Re: [RESEND PATCH v7 7/8] kernfs: Replace per-fs rwsem with hashed rwsems.

From: Imran Khan
Date: Sun Mar 20 2022 - 21:57:31 EST


Hello Al,
Thanks again for reviewing this.

On 18/3/22 11:07 am, Al Viro wrote:
> On Thu, Mar 17, 2022 at 06:26:11PM +1100, Imran Khan wrote:
>
>> diff --git a/fs/kernfs/symlink.c b/fs/kernfs/symlink.c
>> index 9d4103602554..cbdd1be5f0a8 100644
>> --- a/fs/kernfs/symlink.c
>> +++ b/fs/kernfs/symlink.c
>> @@ -113,12 +113,19 @@ static int kernfs_getlink(struct inode *inode, char *path)
>> struct kernfs_node *kn = inode->i_private;
>> struct kernfs_node *parent = kn->parent;
>> struct kernfs_node *target = kn->symlink.target_kn;
>> - struct rw_semaphore *rwsem;
>> + struct kernfs_rwsem_token token;
>> int error;
>>
>> - rwsem = kernfs_down_read(parent);
>> + /**
>> + * Lock both parent and target, to avoid their movement
>> + * or removal in the middle of path construction.
>> + * If a competing remove or rename for parent or target
>> + * wins, it will be reflected in result returned from
>> + * kernfs_get_target_path.
>> + */
>> + kernfs_down_read_double_nodes(target, parent, &token);
>> error = kernfs_get_target_path(parent, target, path);
>> - kernfs_up_read(rwsem);
>> + kernfs_up_read_double_nodes(target, parent, &token);
>>
>> return error;
>> }
>
> No. Read through the kernfs_get_target_path(). Why would locking these
> two specific nodes be sufficient for anything useful? That code relies
> upon ->parent of *many* nodes being stable. Which is not going to be
> guaranteed by anything of that sort.
>
> And it's not just "we might get garbage if we race" - it's "we might
> walk into kfree'd object and proceed to walk the pointer chain".
>
> Or have this loop
> kn = target;
> while (kn->parent && kn != base) {
> len += strlen(kn->name) + 1;
> kn = kn->parent;
> }
> see the names that are not identical to what we see in
> kn = target;
> while (kn->parent && kn != base) {
> int slen = strlen(kn->name);
>
> len -= slen;
> memcpy(s + len, kn->name, slen);
> if (len)
> s[--len] = '/';
>
> kn = kn->parent;
> }
> done later in the same function. With obvious unpleasant effects.
> Or a different set of nodes, for that matter.
>
> This code really depends upon the tree being stable. No renames of
> any sort allowed during that thing.

Yes. My earlier approach is wrong.

This patch set has also introduced a per-fs mutex (kernfs_rm_mutex)
which should fix the problem of inconsistent tree view as far as
kernfs_get_path is concerned.
Acquiring kernfs_rm_mutex before invoking kernfs_get_path in
kernfs_getlink will ensure that kernfs_get_path will get a consistent
view of ->parent of nodes from root to target. This is because acquiring
kernfs_rm_mutex will ensure that __kernfs_remove does not remove any
kernfs_node(or parent of kernfs_node). Further it ensures that
kernfs_rename_ns does not move any kernfs_node. So far I have not used
per-fs mutex in kernfs_rename_ns but I can make this change in next
version. So following change on top of current patch set should fix
this issue of ->parent change in the middle of kernfs_get_path.
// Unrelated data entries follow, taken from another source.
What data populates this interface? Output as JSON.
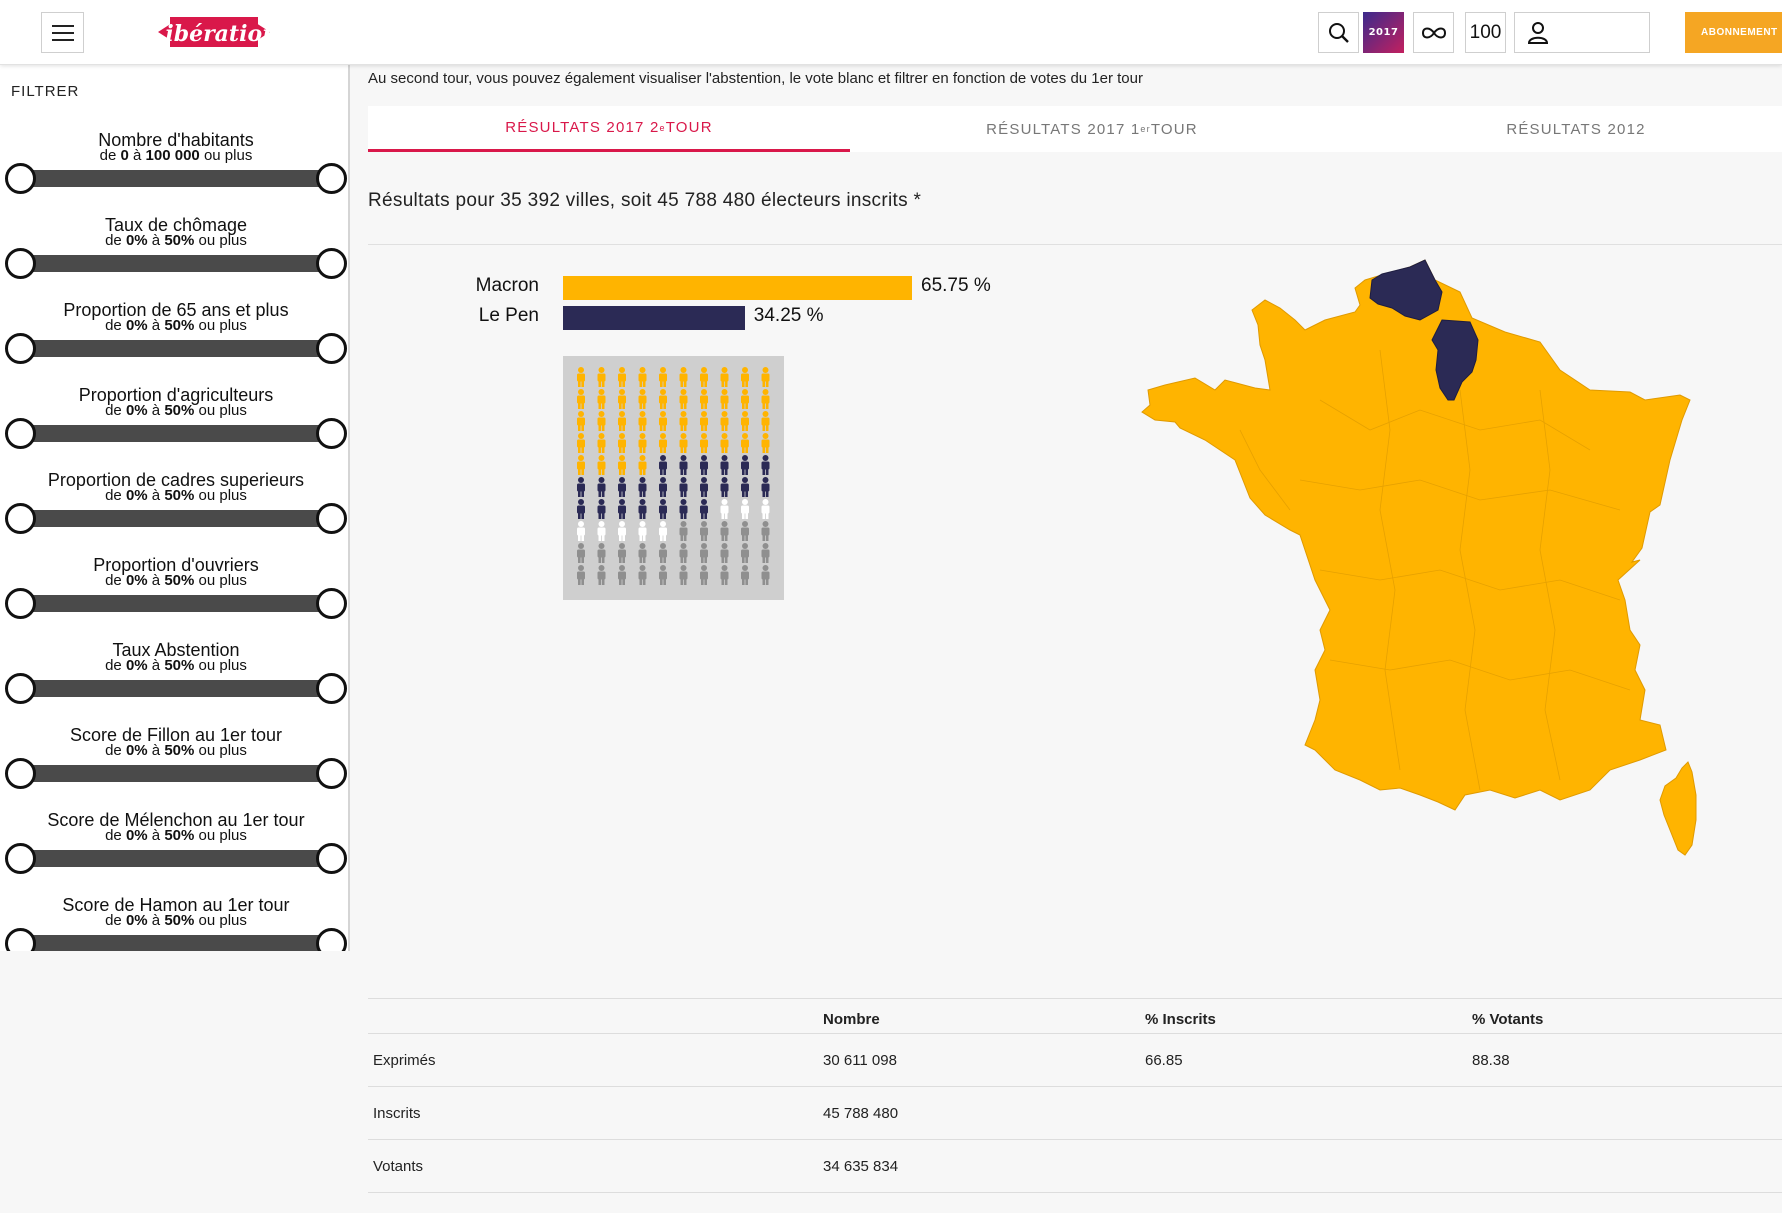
{
  "header": {
    "menu_icon": "hamburger-menu-icon",
    "logo_text": "Libération",
    "search_icon": "search-icon",
    "badge_2017": "2017",
    "infinity_icon": "infinity-icon",
    "badge_100": "100",
    "user_icon": "user-icon",
    "subscribe_label": "ABONNEMENT"
  },
  "sidebar": {
    "title": "FILTRER",
    "filters": [
      {
        "title": "Nombre d'habitants",
        "pre": "de ",
        "min": "0",
        "mid": " à ",
        "max": "100 000",
        "post": " ou plus"
      },
      {
        "title": "Taux de chômage",
        "pre": "de ",
        "min": "0%",
        "mid": " à ",
        "max": "50%",
        "post": " ou plus"
      },
      {
        "title": "Proportion de 65 ans et plus",
        "pre": "de ",
        "min": "0%",
        "mid": " à ",
        "max": "50%",
        "post": " ou plus"
      },
      {
        "title": "Proportion d'agriculteurs",
        "pre": "de ",
        "min": "0%",
        "mid": " à ",
        "max": "50%",
        "post": " ou plus"
      },
      {
        "title": "Proportion de cadres superieurs",
        "pre": "de ",
        "min": "0%",
        "mid": " à ",
        "max": "50%",
        "post": " ou plus"
      },
      {
        "title": "Proportion d'ouvriers",
        "pre": "de ",
        "min": "0%",
        "mid": " à ",
        "max": "50%",
        "post": " ou plus"
      },
      {
        "title": "Taux Abstention",
        "pre": "de ",
        "min": "0%",
        "mid": " à ",
        "max": "50%",
        "post": " ou plus"
      },
      {
        "title": "Score de Fillon au 1er tour",
        "pre": "de ",
        "min": "0%",
        "mid": " à ",
        "max": "50%",
        "post": " ou plus"
      },
      {
        "title": "Score de Mélenchon au 1er tour",
        "pre": "de ",
        "min": "0%",
        "mid": " à ",
        "max": "50%",
        "post": " ou plus"
      },
      {
        "title": "Score de Hamon au 1er tour",
        "pre": "de ",
        "min": "0%",
        "mid": " à ",
        "max": "50%",
        "post": " ou plus"
      }
    ]
  },
  "main": {
    "intro": "Au second tour, vous pouvez également visualiser l'abstention, le vote blanc et filtrer en fonction de votes du 1er tour",
    "tabs": [
      {
        "label": "RÉSULTATS 2017 2",
        "sup": "e",
        "suffix": " TOUR",
        "active": true
      },
      {
        "label": "RÉSULTATS 2017 1",
        "sup": "er",
        "suffix": " TOUR",
        "active": false
      },
      {
        "label": "RÉSULTATS 2012",
        "sup": "",
        "suffix": "",
        "active": false
      }
    ],
    "summary": "Résultats pour 35 392 villes, soit 45 788 480 électeurs inscrits *"
  },
  "colors": {
    "macron": "#ffb400",
    "lepen": "#2b2a55",
    "blanc": "#ffffff",
    "abstention": "#8f8f8f",
    "accent": "#d9184a",
    "subscribe": "#f5a623"
  },
  "chart_data": {
    "type": "bar",
    "categories": [
      "Macron",
      "Le Pen"
    ],
    "values": [
      65.75,
      34.25
    ],
    "value_labels": [
      "65.75 %",
      "34.25 %"
    ],
    "colors": [
      "#ffb400",
      "#2b2a55"
    ],
    "pictogram": {
      "type": "waffle",
      "total": 100,
      "counts": [
        {
          "label": "Macron",
          "count": 44,
          "color": "#ffb400"
        },
        {
          "label": "Le Pen",
          "count": 23,
          "color": "#2b2a55"
        },
        {
          "label": "Blancs",
          "count": 8,
          "color": "#ffffff"
        },
        {
          "label": "Abstention",
          "count": 25,
          "color": "#8f8f8f"
        }
      ]
    },
    "map": {
      "type": "choropleth",
      "region": "France",
      "winner_lepen_departments": [
        "Pas-de-Calais",
        "Aisne"
      ],
      "winner_default": "Macron"
    }
  },
  "table": {
    "headers": [
      "",
      "Nombre",
      "% Inscrits",
      "% Votants"
    ],
    "rows": [
      {
        "label": "Exprimés",
        "nombre": "30 611 098",
        "inscrits": "66.85",
        "votants": "88.38"
      },
      {
        "label": "Inscrits",
        "nombre": "45 788 480",
        "inscrits": "",
        "votants": ""
      },
      {
        "label": "Votants",
        "nombre": "34 635 834",
        "inscrits": "",
        "votants": ""
      }
    ]
  }
}
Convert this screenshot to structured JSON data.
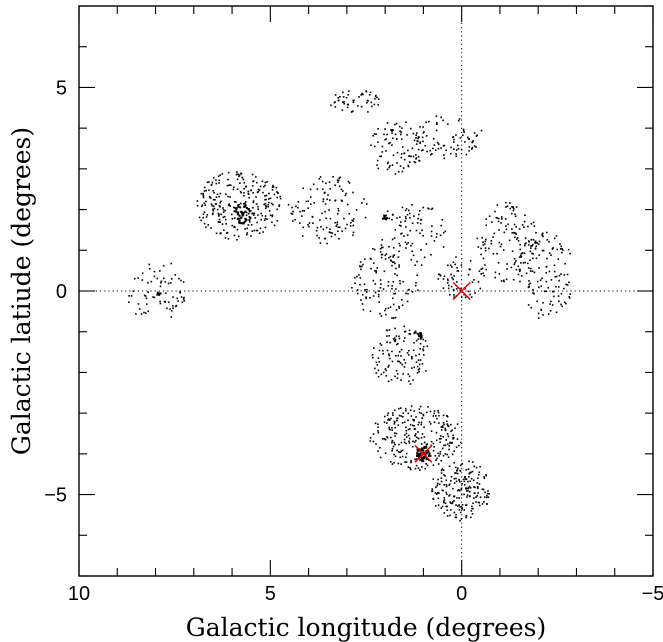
{
  "chart_data": {
    "type": "scatter",
    "xlabel": "Galactic longitude (degrees)",
    "ylabel": "Galactic latiude (degrees)",
    "xlim": [
      10,
      -5
    ],
    "ylim": [
      -7,
      7
    ],
    "x_ticks": [
      10,
      5,
      0,
      -5
    ],
    "x_tick_labels": [
      "10",
      "5",
      "0",
      "−5"
    ],
    "y_ticks": [
      -5,
      0,
      5
    ],
    "y_tick_labels": [
      "−5",
      "0",
      "5"
    ],
    "reference_lines": {
      "x": 0,
      "y": 0,
      "style": "dotted"
    },
    "point_color": "#000000",
    "marker_color": "#e00000",
    "markers": [
      {
        "x": 0.0,
        "y": 0.0,
        "symbol": "x"
      },
      {
        "x": 1.0,
        "y": -4.0,
        "symbol": "x"
      }
    ],
    "fields": [
      {
        "shape": "ellipse",
        "center": [
          8.0,
          0.0
        ],
        "radius": [
          0.8,
          0.8
        ],
        "count": 70
      },
      {
        "shape": "ellipse",
        "center": [
          5.8,
          2.1
        ],
        "radius": [
          1.15,
          0.85
        ],
        "count": 260
      },
      {
        "shape": "ellipse",
        "center": [
          3.5,
          2.0
        ],
        "radius": [
          1.05,
          0.85
        ],
        "count": 120
      },
      {
        "shape": "ellipse",
        "center": [
          2.8,
          4.65
        ],
        "radius": [
          0.65,
          0.3
        ],
        "count": 50
      },
      {
        "shape": "ellipse",
        "center": [
          1.7,
          3.5
        ],
        "radius": [
          0.7,
          0.7
        ],
        "count": 90
      },
      {
        "shape": "ellipse",
        "center": [
          0.35,
          3.8
        ],
        "radius": [
          0.9,
          0.55
        ],
        "count": 80
      },
      {
        "shape": "ellipse",
        "center": [
          1.3,
          1.4
        ],
        "radius": [
          0.9,
          0.85
        ],
        "count": 90
      },
      {
        "shape": "ellipse",
        "center": [
          2.0,
          0.2
        ],
        "radius": [
          0.9,
          0.9
        ],
        "count": 110
      },
      {
        "shape": "ellipse",
        "center": [
          0.0,
          0.3
        ],
        "radius": [
          0.65,
          0.55
        ],
        "count": 60
      },
      {
        "shape": "ellipse",
        "center": [
          1.6,
          -1.6
        ],
        "radius": [
          0.75,
          0.8
        ],
        "count": 120
      },
      {
        "shape": "ellipse",
        "center": [
          -1.2,
          1.2
        ],
        "radius": [
          0.8,
          1.0
        ],
        "count": 120
      },
      {
        "shape": "ellipse",
        "center": [
          -2.2,
          0.4
        ],
        "radius": [
          0.75,
          1.1
        ],
        "count": 130
      },
      {
        "shape": "ellipse",
        "center": [
          1.2,
          -3.6
        ],
        "radius": [
          1.2,
          0.8
        ],
        "count": 260
      },
      {
        "shape": "ellipse",
        "center": [
          0.0,
          -4.9
        ],
        "radius": [
          0.8,
          0.75
        ],
        "count": 200
      }
    ],
    "dense_clumps": [
      {
        "x": 1.0,
        "y": -4.0,
        "count": 60,
        "spread": 0.18
      },
      {
        "x": 5.7,
        "y": 1.9,
        "count": 40,
        "spread": 0.25
      },
      {
        "x": 2.0,
        "y": 1.8,
        "count": 10,
        "spread": 0.06
      },
      {
        "x": 1.1,
        "y": -1.1,
        "count": 10,
        "spread": 0.08
      },
      {
        "x": 7.9,
        "y": -0.05,
        "count": 6,
        "spread": 0.05
      }
    ]
  }
}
diff --git a/fs/kernfs/dir.c b/fs/kernfs/dir.c
index 1b28d99ff1c3..8095dcdd437c 100644
--- a/fs/kernfs/dir.c
+++ b/fs/kernfs/dir.c
@@ -1672,11 +1672,13 @@ int kernfs_rename_ns(struct kernfs_node *kn,
struct kernfs_node *new_parent,
const char *old_name = NULL;
struct kernfs_rwsem_token token;
int error;
+ struct kernfs_root *root = kernfs_root(kn);

/* can't move or rename root */
if (!kn->parent)
return -EINVAL;

+ mutex_lock(&root->kernfs_rm_mutex);
old_parent = kn->parent;
kernfs_get(old_parent);
kernfs_down_write_triple_nodes(kn, old_parent, new_parent, &token);
@@ -1741,6 +1743,7 @@ int kernfs_rename_ns(struct kernfs_node *kn,
struct kernfs_node *new_parent,
error = 0;
out:
kernfs_up_write_triple_nodes(kn, new_parent, old_parent, &token);
+ mutex_unlock(&root->kernfs_rm_mutex);
return error;
}

diff --git a/fs/kernfs/symlink.c b/fs/kernfs/symlink.c
index cbdd1be5f0a8..805543d7a1f2 100644
--- a/fs/kernfs/symlink.c
+++ b/fs/kernfs/symlink.c
@@ -113,19 +113,22 @@ static int kernfs_getlink(struct inode *inode,
char *path)
struct kernfs_node *kn = inode->i_private;
struct kernfs_node *parent = kn->parent;
struct kernfs_node *target = kn->symlink.target_kn;
- struct kernfs_rwsem_token token;
+ struct kernfs_root *root;
int error;

+ root = kernfs_root(kn);
+
/**
- * Lock both parent and target, to avoid their movement
- * or removal in the middle of path construction.
- * If a competing remove or rename for parent or target
- * wins, it will be reflected in result returned from
- * kernfs_get_target_path.
+ * Acquire kernfs_rm_mutex to ensure that kernfs_get_path
+ * sees correct ->parent for all nodes.
+ * We need to make sure that during kernfs_get_path parent
+ * of any node from target to root does not change. Acquiring
+ * kernfs_rm_mutex ensure that there are no concurrent remove
+ * or rename operations.
*/
- kernfs_down_read_double_nodes(target, parent, &token);
+ mutex_lock(&root->kernfs_rm_mutex);
error = kernfs_get_target_path(parent, target, path);
- kernfs_up_read_double_nodes(target, parent, &token);
+ mutex_unlock(&root->kernfs_rm_mutex);

return error;
}

Could you please let me know if you see some issues with this approach ?

Thanks
-- Imran